This is a work of fiction. The character, incidents, and locations portayed and the names herein are fictitious, and any similarity to or identification with the location, name, character or history of any person, product or entity is entirely coincidental and unintentional
. The titles, etc.
This is a work of fiction. The character, incidents, and locations portayed and the names herein are fictitious, and any similarity to or identification with the location, name, character or history of any person, product or entity is entirely coincidental and unintentional. The narrative of The Merchants of Fashion, 1968–69, is a series of fictionally constructed scenes depicting the exploits of five unnamed males who are portrayed in the photographs of a series of drugstores and salons, among other familiar places. They are depicted as they would be seen in real life, a wildly commercialized world of sterile commercial real-estate stores, beauty parlor, and jewelry stores. In these scenes, the backgrounds are a dark and gloomy, low-ceilinged store window with the depth and luster of a stage set. This is our world, of real things, but imagined without man.I am referring to the world of ideas and values that the author, the artist, and the collector Pasha Cherubin portray as their own, an imaginary world of incommensurable set of overlapping relations, mutually refracting, mirroring and refracting, of vanishing points of visibility.

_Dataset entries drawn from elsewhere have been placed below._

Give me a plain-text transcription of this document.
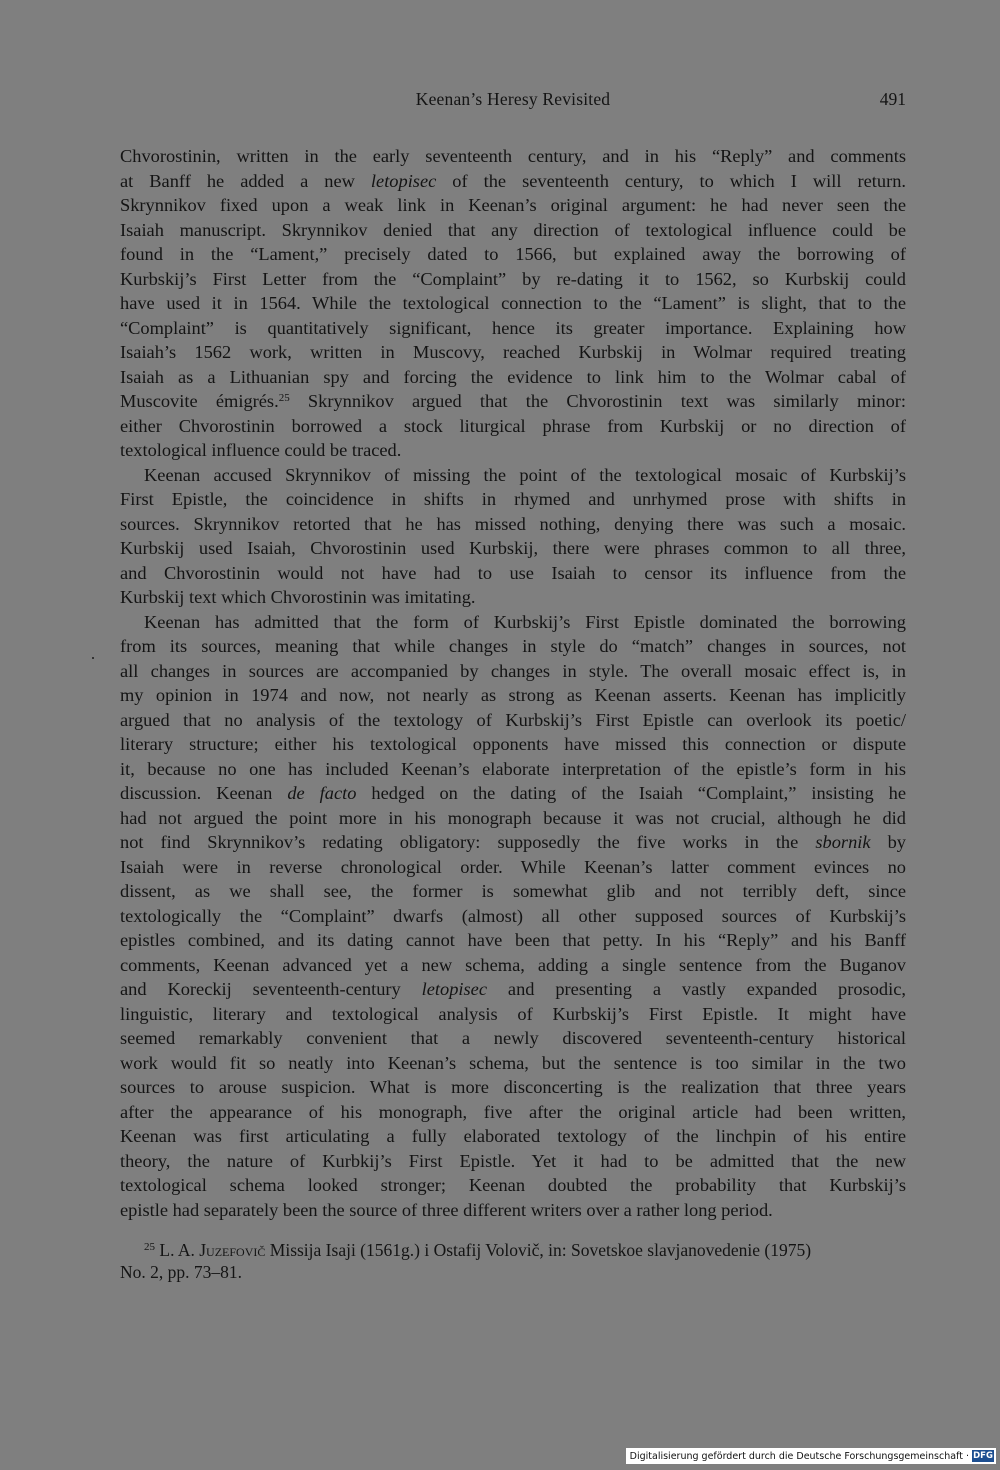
Keenan’s Heresy Revisited	491

Chvorostinin, written in the early seventeenth century, and in his “Reply” and comments
at Banff he added a new letopisec of the seventeenth century, to which I will return.
Skrynnikov fixed upon a weak link in Keenan’s original argument: he had never seen the
Isaiah manuscript. Skrynnikov denied that any direction of textological influence could be
found in the “Lament,” precisely dated to 1566, but explained away the borrowing of
Kurbskij’s First Letter from the “Complaint” by re-dating it to 1562, so Kurbskij could
have used it in 1564. While the textological connection to the “Lament” is slight, that to the
“Complaint” is quantitatively significant, hence its greater importance. Explaining how
Isaiah’s 1562 work, written in Muscovy, reached Kurbskij in Wolmar required treating
Isaiah as a Lithuanian spy and forcing the evidence to link him to the Wolmar cabal of
Muscovite émigrés.$^{25}$ Skrynnikov argued that the Chvorostinin text was similarly minor:
either Chvorostinin borrowed a stock liturgical phrase from Kurbskij or no direction of
textological influence could be traced.

Keenan accused Skrynnikov of missing the point of the textological mosaic of Kurbskij’s
First Epistle, the coincidence in shifts in rhymed and unrhymed prose with shifts in
sources. Skrynnikov retorted that he has missed nothing, denying there was such a mosaic.
Kurbskij used Isaiah, Chvorostinin used Kurbskij, there were phrases common to all three,
and Chvorostinin would not have had to use Isaiah to censor its influence from the
Kurbskij text which Chvorostinin was imitating.

Keenan has admitted that the form of Kurbskij’s First Epistle dominated the borrowing
from its sources, meaning that while changes in style do “match” changes in sources, not
all changes in sources are accompanied by changes in style. The overall mosaic effect is, in
my opinion in 1974 and now, not nearly as strong as Keenan asserts. Keenan has implicitly
argued that no analysis of the textology of Kurbskij’s First Epistle can overlook its poetic/
literary structure; either his textological opponents have missed this connection or dispute
it, because no one has included Keenan’s elaborate interpretation of the epistle’s form in his
discussion. Keenan de facto hedged on the dating of the Isaiah “Complaint,” insisting he
had not argued the point more in his monograph because it was not crucial, although he did
not find Skrynnikov’s redating obligatory: supposedly the five works in the sbornik by
Isaiah were in reverse chronological order. While Keenan’s latter comment evinces no
dissent, as we shall see, the former is somewhat glib and not terribly deft, since
textologically the “Complaint” dwarfs (almost) all other supposed sources of Kurbskij’s
epistles combined, and its dating cannot have been that petty. In his “Reply” and his Banff
comments, Keenan advanced yet a new schema, adding a single sentence from the Buganov
and Koreckij seventeenth-century letopisec and presenting a vastly expanded prosodic,
linguistic, literary and textological analysis of Kurbskij’s First Epistle. It might have
seemed remarkably convenient that a newly discovered seventeenth-century historical
work would fit so neatly into Keenan’s schema, but the sentence is too similar in the two
sources to arouse suspicion. What is more disconcerting is the realization that three years
after the appearance of his monograph, five after the original article had been written,
Keenan was first articulating a fully elaborated textology of the linchpin of his entire
theory, the nature of Kurbkij’s First Epistle. Yet it had to be admitted that the new
textological schema looked stronger; Keenan doubted the probability that Kurbskij’s
epistle had separately been the source of three different writers over a rather long period.

$^{25}$ L. A. Juzefovič Missija Isaji (1561g.) i Ostafij Volovič, in: Sovetskoe slavjanovedenie (1975)
No. 2, pp. 73–81.
Digitalisierung gefördert durch die Deutsche Forschungsgemeinschaft · DFG
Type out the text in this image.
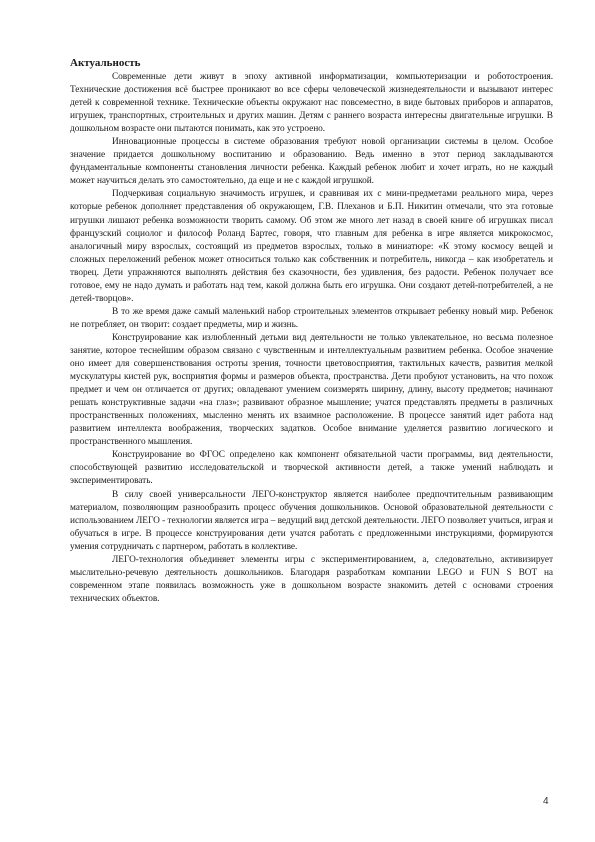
Актуальность

Современные дети живут в эпоху активной информатизации, компьютеризации и роботостроения. Технические достижения всё быстрее проникают во все сферы человеческой жизнедеятельности и вызывают интерес детей к современной технике. Технические объекты окружают нас повсеместно, в виде бытовых приборов и аппаратов, игрушек, транспортных, строительных и других машин. Детям с раннего возраста интересны двигательные игрушки. В дошкольном возрасте они пытаются понимать, как это устроено.

Инновационные процессы в системе образования требуют новой организации системы в целом. Особое значение придается дошкольному воспитанию и образованию. Ведь именно в этот период закладываются фундаментальные компоненты становления личности ребенка. Каждый ребенок любит и хочет играть, но не каждый может научиться делать это самостоятельно, да еще и не с каждой игрушкой.

Подчеркивая социальную значимость игрушек, и сравнивая их с мини-предметами реального мира, через которые ребенок дополняет представления об окружающем, Г.В. Плеханов и Б.П. Никитин отмечали, что эта готовые игрушки лишают ребенка возможности творить самому. Об этом же много лет назад в своей книге об игрушках писал французский социолог и философ Роланд Бартес, говоря, что главным для ребенка в игре является микрокосмос, аналогичный миру взрослых, состоящий из предметов взрослых, только в миниатюре: «К этому космосу вещей и сложных переложений ребенок может относиться только как собственник и потребитель, никогда – как изобретатель и творец. Дети упражняются выполнять действия без сказочности, без удивления, без радости. Ребенок получает все готовое, ему не надо думать и работать над тем, какой должна быть его игрушка. Они создают детей-потребителей, а не детей-творцов».

В то же время даже самый маленький набор строительных элементов открывает ребенку новый мир. Ребенок не потребляет, он творит: создает предметы, мир и жизнь.

Конструирование как излюбленный детьми вид деятельности не только увлекательное, но весьма полезное занятие, которое теснейшим образом связано с чувственным и интеллектуальным развитием ребенка. Особое значение оно имеет для совершенствования остроты зрения, точности цветовосприятия, тактильных качеств, развития мелкой мускулатуры кистей рук, восприятия формы и размеров объекта, пространства. Дети пробуют установить, на что похож предмет и чем он отличается от других; овладевают умением соизмерять ширину, длину, высоту предметов; начинают решать конструктивные задачи «на глаз»; развивают образное мышление; учатся представлять предметы в различных пространственных положениях, мысленно менять их взаимное расположение. В процессе занятий идет работа над развитием интеллекта воображения, творческих задатков. Особое внимание уделяется развитию логического и пространственного мышления.

Конструирование во ФГОС определено как компонент обязательной части программы, вид деятельности, способствующей развитию исследовательской и творческой активности детей, а также умений наблюдать и экспериментировать.

В силу своей универсальности ЛЕГО-конструктор является наиболее предпочтительным развивающим материалом, позволяющим разнообразить процесс обучения дошкольников. Основой образовательной деятельности с использованием ЛЕГО - технологии является игра – ведущий вид детской деятельности. ЛЕГО позволяет учиться, играя и обучаться в игре. В процессе конструирования дети учатся работать с предложенными инструкциями, формируются умения сотрудничать с партнером, работать в коллективе.

ЛЕГО-технология объединяет элементы игры с экспериментированием, а, следовательно, активизирует мыслительно-речевую деятельность дошкольников. Благодаря разработкам компании LEGO и FUN S BOT на современном этапе появилась возможность уже в дошкольном возрасте знакомить детей с основами строения технических объектов.

4
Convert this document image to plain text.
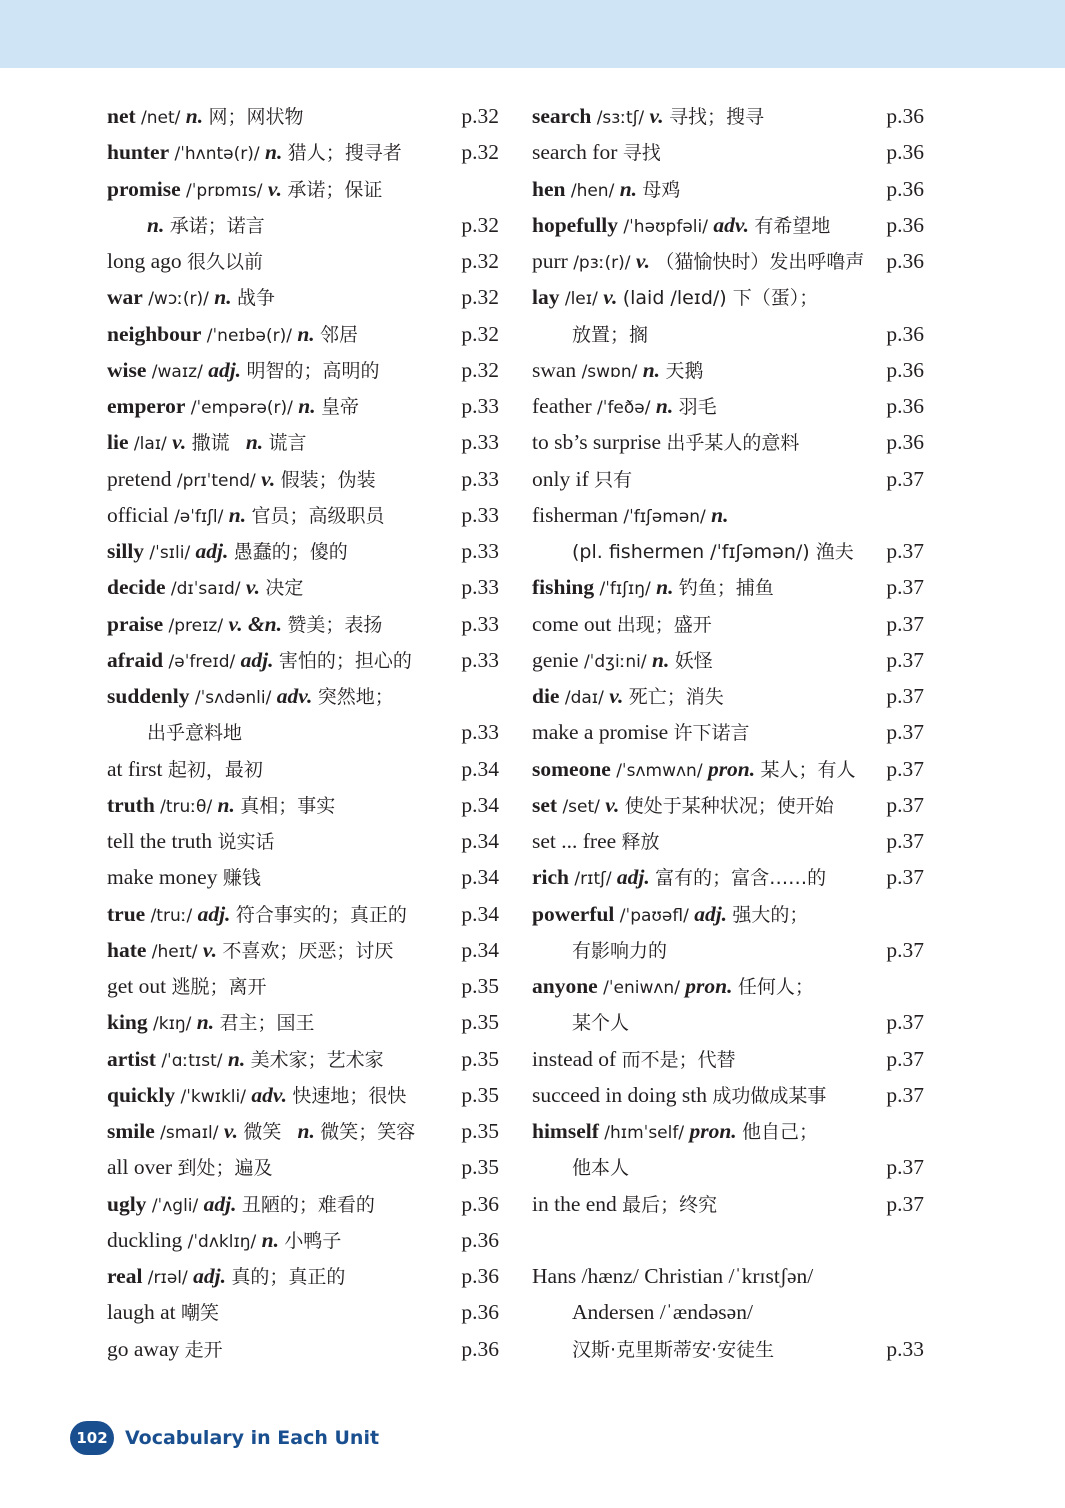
net /net/ n. 网；网状物	p.32
hunter /ˈhʌntə(r)/ n. 猎人；搜寻者	p.32
promise /ˈprɒmɪs/ v. 承诺；保证
n. 承诺；诺言	p.32
long ago 很久以前	p.32
war /wɔː(r)/ n. 战争	p.32
neighbour /ˈneɪbə(r)/ n. 邻居	p.32
wise /waɪz/ adj. 明智的；高明的	p.32
emperor /ˈempərə(r)/ n. 皇帝	p.33
lie /laɪ/ v. 撒谎 n. 谎言	p.33
pretend /prɪˈtend/ v. 假装；伪装	p.33
official /əˈfɪʃl/ n. 官员；高级职员	p.33
silly /ˈsɪli/ adj. 愚蠢的；傻的	p.33
decide /dɪˈsaɪd/ v. 决定	p.33
praise /preɪz/ v. &n. 赞美；表扬	p.33
afraid /əˈfreɪd/ adj. 害怕的；担心的	p.33
suddenly /ˈsʌdənli/ adv. 突然地；
出乎意料地	p.33
at first 起初，最初	p.34
truth /truːθ/ n. 真相；事实	p.34
tell the truth 说实话	p.34
make money 赚钱	p.34
true /truː/ adj. 符合事实的；真正的	p.34
hate /heɪt/ v. 不喜欢；厌恶；讨厌	p.34
get out 逃脱；离开	p.35
king /kɪŋ/ n. 君主；国王	p.35
artist /ˈɑːtɪst/ n. 美术家；艺术家	p.35
quickly /ˈkwɪkli/ adv. 快速地；很快	p.35
smile /smaɪl/ v. 微笑 n. 微笑；笑容	p.35
all over 到处；遍及	p.35
ugly /ˈʌgli/ adj. 丑陋的；难看的	p.36
duckling /ˈdʌklɪŋ/ n. 小鸭子	p.36
real /rɪəl/ adj. 真的；真正的	p.36
laugh at 嘲笑	p.36
go away 走开	p.36
search /sɜːtʃ/ v. 寻找；搜寻	p.36
search for 寻找	p.36
hen /hen/ n. 母鸡	p.36
hopefully /ˈhəʊpfəli/ adv. 有希望地	p.36
purr /pɜː(r)/ v. （猫愉快时）发出呼噜声	p.36
lay /leɪ/ v. (laid /leɪd/) 下（蛋）；
放置；搁	p.36
swan /swɒn/ n. 天鹅	p.36
feather /ˈfeðə/ n. 羽毛	p.36
to sb’s surprise 出乎某人的意料	p.36
only if 只有	p.37
fisherman /ˈfɪʃəmən/ n.
(pl. fishermen /ˈfɪʃəmən/) 渔夫	p.37
fishing /ˈfɪʃɪŋ/ n. 钓鱼；捕鱼	p.37
come out 出现；盛开	p.37
genie /ˈdʒiːni/ n. 妖怪	p.37
die /daɪ/ v. 死亡；消失	p.37
make a promise 许下诺言	p.37
someone /ˈsʌmwʌn/ pron. 某人；有人	p.37
set /set/ v. 使处于某种状况；使开始	p.37
set ... free 释放	p.37
rich /rɪtʃ/ adj. 富有的；富含……的	p.37
powerful /ˈpaʊəfl/ adj. 强大的；
有影响力的	p.37
anyone /ˈeniwʌn/ pron. 任何人；
某个人	p.37
instead of 而不是；代替	p.37
succeed in doing sth 成功做成某事	p.37
himself /hɪmˈself/ pron. 他自己；
他本人	p.37
in the end 最后；终究	p.37
Hans /hænz/ Christian /ˈkrɪstʃən/
Andersen /ˈændəsən/
汉斯·克里斯蒂安·安徒生	p.33
102 Vocabulary in Each Unit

The real world and the imaginary world are inextricable. In The Merchants of Fashion, in which men operate within the visible boundaries of the world, clothing and appearance are fused into one another. In The Merchants of Fashion 1, 2, 3 and 4, the photography is in dialogue with the real world, which is itself the representation of an imaginary world, which the author and the photographer wish to penetrate. The relationship between the two media becomes the subjects of a dialogue between two contrasting social structures. This discourse, mediated through the dramatic relationship between the real world and the imaginary one, takes place within an incommensurable distance, a space of heterogeneous identities and unthinkable relations of social relations.The fictive world of the photograph, as represented in the photographs of these commercialized real-world spaces, is an ideal, an unrealizable, self-limiting space, where one may become involved, as in the fictive world of the, a world of objects. This is the world of the purchase.
This is a work of fiction. The character, incidents, and locations portayed and the names herein are fictitious, and any similarity to or identification with the location, name, character or history of any person, product or entity is entirely coincidental and unintentional. This is another case of a true story told, another case of naming an event.In one case, a tall, thin mannequin is an ordinary person, but is being dressed up as an action figure by a masked woman wearing a white dress and her right hand is a mask of death. It is still possible to recognize the figure. The woman is dead, a victim of an unknown act. She is dead, though, and still. The characters pose, do what they do, and the behavior of these two, the womans and mans, and their surroundings may have been the same, but different, yet different, their locations and state of dress and costume are clearly distinct. But who knows? The profile of the mask that is on the figure may be of a head, mask or costume. A figure, lying on a stretcher, may be herself. Her silhouette, without a face, is almost completely obscured, leaving only her bare feet and hands, which imply a movement unseen.The presence of such apparitions is also indicated by a loud, noisome, fierce, starkly ironic music, and by the occasional echoing bell, which reverberates through the space, at times ringing out loud and clear in one piece, and at quieter and more delicate, mournful tones.But arent they the most natural of such situations? Well, in the presence of so many choices in dress and costume, of events and surroundings, it is the exact opposite of that, and yet, as we can see from the names of some of the figures in the story, these events and their occurrences are connected to nature, to events and landscapes. The music is catchy and cheerful, the voices very high and dry; and the masks, which are covered with an uncanny white fur, are a bit scary, and this is what the book covers convey. But the names are almost always caricaturalized, and this is what disturbs.
. In this case, the work is an arrangement of monotypes, in which the hand-dyed pictures reflect the sentiments of the artist and the public at large. The truth is that he is a mystery to some; there is only the clear and present name of the artist and the fact that he is what he is.In the past, Saenz has been among the loudest and most dramatic of those artists who have used large scale, abundant imagery, a glassy style, a well-executed technique and a cinematic vision to create work that reaches a great many spectators and subjects. His recent show (organized by the Museum of Contemporary Art) confirms that he remains as dramatic, and as perplexing as ever, but in a new light.
. There is no claim that any person, event or location is real. The installation is truly a work of fiction.Cindy Sherman is a prominent figure in the photography world. Her photographs are well known and have appeared in major art collections such as the San Francisco Museum of Art, but they are also being published by a well-known general art dealer. The publication of her images, usually in book form, by a prominent general dealer will certainly deal a blow to the work of a number of Bay Area photographers, who have been inspired by Shermans photographs. For example, J. M. W. Turner, one of Shermans co-exhibitors, has described her work as a mirror image of the gallery. Of course, they both see the world as images—both individually and as images. And both have established themselves as responsible executors of the image world—both the artist and the dealer.